Roofing Techniques Through the Years


old cottage and roof

In today’s technological world, roofing comes in all shapes and sizes. No matter how you want your roof made or what you want it to look like, there is always a way to do it. But how did we get to this point? Much of what is done today by roofers can be traced back to centuries of trial and error. People and civilizations have always needed roofs, and therefore, have experimented with how they are made.

To help the casual roofer understand how the industry has arrived to where it is today, below is a timeline of roofing techniques used throughout the ages:

5,000–3,000 B.C.

Historically, China has been a frontrunner in architectural design and has frequently implemented advanced techniques to their buildings. Though the exact time frame is unknown, the Chinese were the first recorded civilization to use clay tiles when roofing, implementing this idea several thousand years ago. To illustrate the impressive nature of this breakthrough’s timing, tile roofing did not become a common practice in Europe until the Roman Empire and Ancient Greek civilizations starting using them thousands of years later.

735 A.D.

Throughout the centuries, tropical areas around the equator used thatch as the primary covering for their homes. Because of its accessibility and economical advantages, thatch become widely used not only in tropical locations, such as Fiji and Hawaii, but also in places where sugarcane was readily available, such as British-owned African countries like Kenya. During this time, Britain also began using thatch as a cheap roofing alternative.


After years of problematic roofing hazards, including fires and frequent water damage, King John of England discouraged citizens from using slate or wooden tiles by declaring clay as a “fire-proof” roofing material to help eliminate problems with combustible roof coverings.


In every civilization, metal was always the optimal roofing material; it was extremely durable and proved to be very moldable as well, usually able to bend into the necessary shape and/or size required for the roof. However, because metal has been fairly expensive until recent decades, the amount of metal used on roofs was very limited. It was usually only reserved for religious edifices or the extremely wealthy.

During this time period, however, copper emerged as an effective roofing alternative to metal. Copper has durable qualities and also seems to become more colorful and beautiful over time. Due to the endearment of copper’s colorful transformations over time, Zinc was also introduced as another beauty-efficient alternative to copper metals.

Early 1900s

Responsible for much of the Spanish-Mediterranean architecture made popular by baked clay in southern Europe, Europeans began using concrete as a cheap replacement for clay by painting the concrete tiles red. Because of concrete’s durability and resistance to all kinds of weather, this alternative rapidly began to spread throughout the mediterranean countries, becoming a particularly popular roofing option for chapels and other Christian buildings of worship.

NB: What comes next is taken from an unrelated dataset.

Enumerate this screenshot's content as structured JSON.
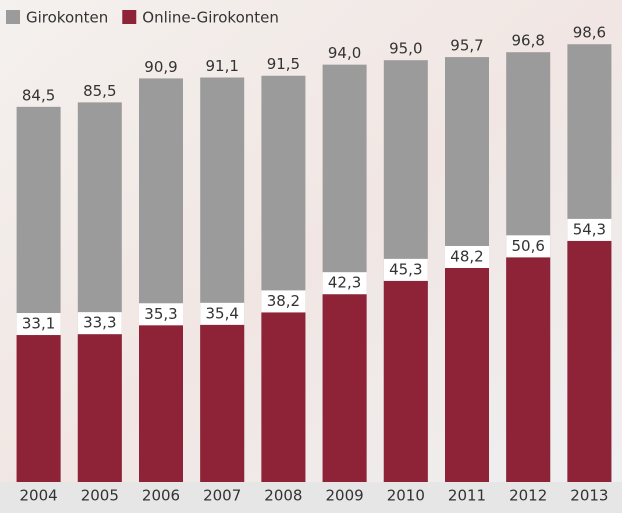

Initially developed in the United States, asphalt shingles were created to improve roof durability and dual resistance toward both hot and cold climates. With a cellulose and/or fiberglass base, asphalt combined granulized ingredients such as oyster shells, clay and slate with sealed resins, and other adhesive coatings. These shingles were simple to manufacture, easy to install, and inexpensive to produce. The ingenuity of asphalt shingles quickly led to its widespread use in America, and remains a roofing standard for many homes throughout the world today.


Like everything, the roofing industry has been greatly impacted by technological and economical advancements. Within the last century, for example, engineers have pushed projects to the brink of gravitational defiance by constructing skyscrapers to provide efficient use of living and working space. Similarly, roofing techniques have come to reap many of the same benefits by increasing efficiency. With thousands of years to look back on and learn from, roofing materials are now available in countless elements and combinations.

Whether it’s slate, asphalt, concrete, or a combination of all of them, today’s roofing materials are available in all kinds of affordable options. Thanks to a long history of skill, hard work, and craftsmanship, you’ll almost certainly be able to find a roofing solution to any and all of your building and construction needs.